Continually asserting something does not make it so.
we've got a few blurry low resolution photos of what looks like something that's glowing orange. There's two main hypotheses here:
A) It's yellow hot steel.
B) It's burning debris
I see white/yellow hot geometrically shaped objects being extracted from the rubble pile weeks after the initial collapse. From a rubble pile I might add where no office furniture remained in any way intact. Once again it boils down to "what are the odds" ? In the first picture below there is a very distinct shape of a C channel beam glowing in bright yellow to orange. By all accounts there was no identifiable office furniture within the rubble. It had all been completely pulverized by the force of collapse. This leaves us with one of two conclusions ( in that we agree ) Either this photo does in fact represent a C channel which has been superheated beyond anything expected in a simple hydrocarbon fire. Or by some miracle an office desk or other such geometrically shaped object survived the collapse, survived ten days, on fire, or at least at the flash point, after several significant rain events, and millions of gallons of water applied by the fire dep, to emerge at least intact enough to display geometric form, and before bursting into flame, managed to get its picture taken. I think the odds are against that later circumstance. While the mechanism for extremely high temp might not be identified, the evidence for its existence is substantial.
Take this image, a bunch of red glowing things, in what seems to be a reasonably well lit scene. One piece has some angles to it, and could conceivably be an I-beam,
Looks like a C channel to me or a piece or wood or folded wall-board,
The only thing that burns on sheetrock is the paper and that basically simply chars to ash or a bunch of things overlapping,
Bunch of things overlapping don't end up in a nice neet geometric shape most closely resembling a C channel. Very hard to tell from the super low resolution image. There's also no real indication of size,
actually there is a back hoe behind the scene for reference, I'd estimate this piece of C channel to be something like 16 heavy C, a common size for a high rise or exactly where this is, or which building the debris came from
Good point, why wasn't this site mapped, why is it we don't know the fall pattern of the steel, the guys removing the pile had plenty of time to record the build marks present on each and every piece of steel. Yet this simple inexpensive investigative tool was most obviously not used..

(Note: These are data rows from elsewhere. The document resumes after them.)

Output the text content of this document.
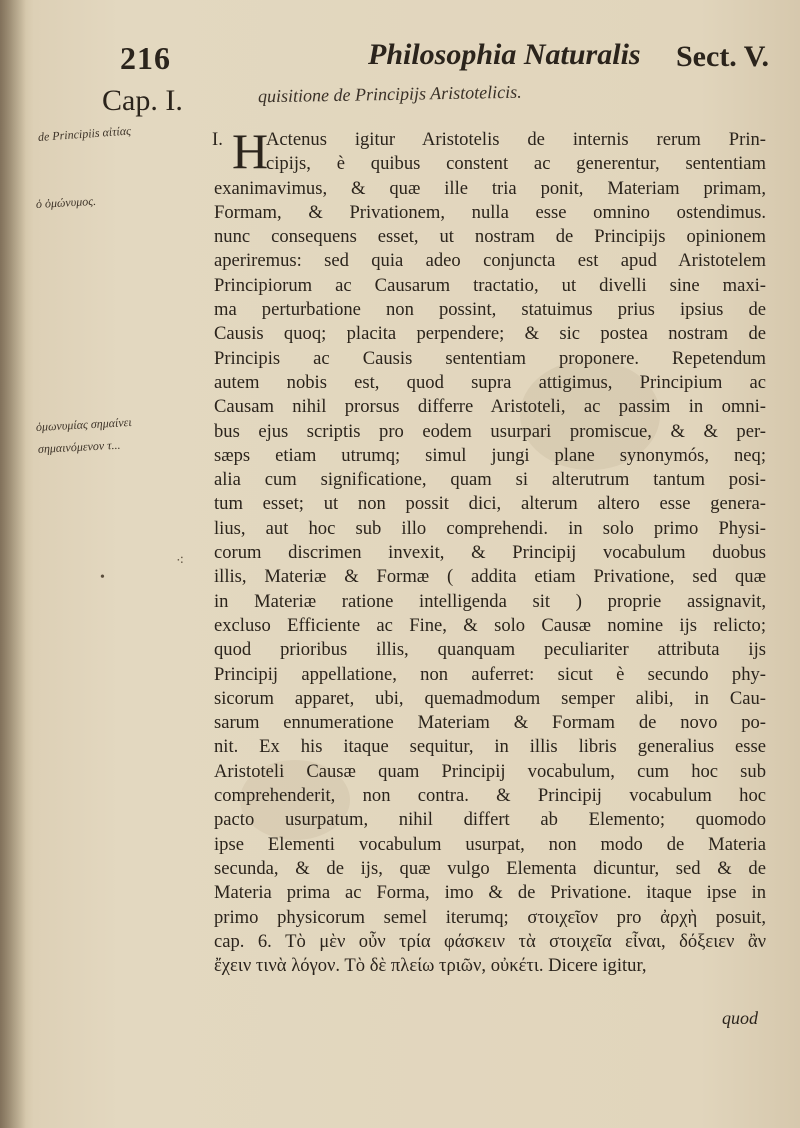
216	Philosophia Naturalis Sect. V.
Cap. I.	quisitione de Principijs Aristotelicis.
de Principiis αἰτίας
ὁ ὁμώνυμος.
ὁμωνυμίας σημαίνει
σημαινόμενον τ...
⁖
•
I. H
Actenus igitur Aristotelis de internis rerum Prin-
cipijs, è quibus constent ac generentur, sententiam
exanimavimus, & quæ ille tria ponit, Materiam primam,
Formam, & Privationem, nulla esse omnino ostendimus.
nunc consequens esset, ut nostram de Principijs opinionem
aperiremus: sed quia adeo conjuncta est apud Aristotelem
Principiorum ac Causarum tractatio, ut divelli sine maxi-
ma perturbatione non possint, statuimus prius ipsius de
Causis quoq; placita perpendere; & sic postea nostram de
Principis ac Causis sententiam proponere. Repetendum
autem nobis est, quod supra attigimus, Principium ac
Causam nihil prorsus differre Aristoteli, ac passim in omni-
bus ejus scriptis pro eodem usurpari promiscue, & & per-
sæps etiam utrumq; simul jungi plane synonymós, neq;
alia cum significatione, quam si alterutrum tantum posi-
tum esset; ut non possit dici, alterum altero esse genera-
lius, aut hoc sub illo comprehendi. in solo primo Physi-
corum discrimen invexit, & Principij vocabulum duobus
illis, Materiæ & Formæ ( addita etiam Privatione, sed quæ
in Materiæ ratione intelligenda sit ) proprie assignavit,
excluso Efficiente ac Fine, & solo Causæ nomine ijs relicto;
quod prioribus illis, quanquam peculiariter attributa ijs
Principij appellatione, non auferret: sicut è secundo phy-
sicorum apparet, ubi, quemadmodum semper alibi, in Cau-
sarum ennumeratione Materiam & Formam de novo po-
nit. Ex his itaque sequitur, in illis libris generalius esse
Aristoteli Causæ quam Principij vocabulum, cum hoc sub
comprehenderit, non contra. & Principij vocabulum hoc
pacto usurpatum, nihil differt ab Elemento; quomodo
ipse Elementi vocabulum usurpat, non modo de Materia
secunda, & de ijs, quæ vulgo Elementa dicuntur, sed & de
Materia prima ac Forma, imo & de Privatione. itaque ipse in
primo physicorum semel iterumq; στοιχεῖον pro ἀρχὴ posuit,
cap. 6. Τὸ μὲν οὖν τρία φάσκειν τὰ στοιχεῖα εἶναι, δόξειεν ἂν
ἔχειν τινὰ λόγον. Τὸ δὲ πλείω τριῶν, οὐκέτι. Dicere igitur,
quod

The original source of this is the LiRo newsletter, which reporduced it in more accurate colors.
Now the sensible thing here to determine which hypothesis fits best would be to compare it to existing photos here's a burning trash dump:
Which looks very similar, so would fit B very well.
I wouldn't be able to agree, I see no geometric shapes within that fire, I also see obvious hydrocarbon combustibles, open to atmospheric oxygen. The two photos are simply not comparing apples to apples
Underground coal fires do not burn hotter than about 500°C, and we have laboratory verifiable evidence of reaction temps that at a minimum were in the 950°C range. Roughly twice that. So again the facts do not match the examples given to refute them.
Perhaps you should take a step back and see how the "molten metal" fits into the broader hypothesis.
Ah but i"m not the one keeps mentioning molten metal That would be you guys. I'm the one suggesting that we can see geometric shaped most closely resembling steel which is glowing hot, still being pulled from the rubble pile weeks and months after the original collapse. Where did it come from?
An excellent question And if it was the result of a thermite demolition, then how much of it should there be?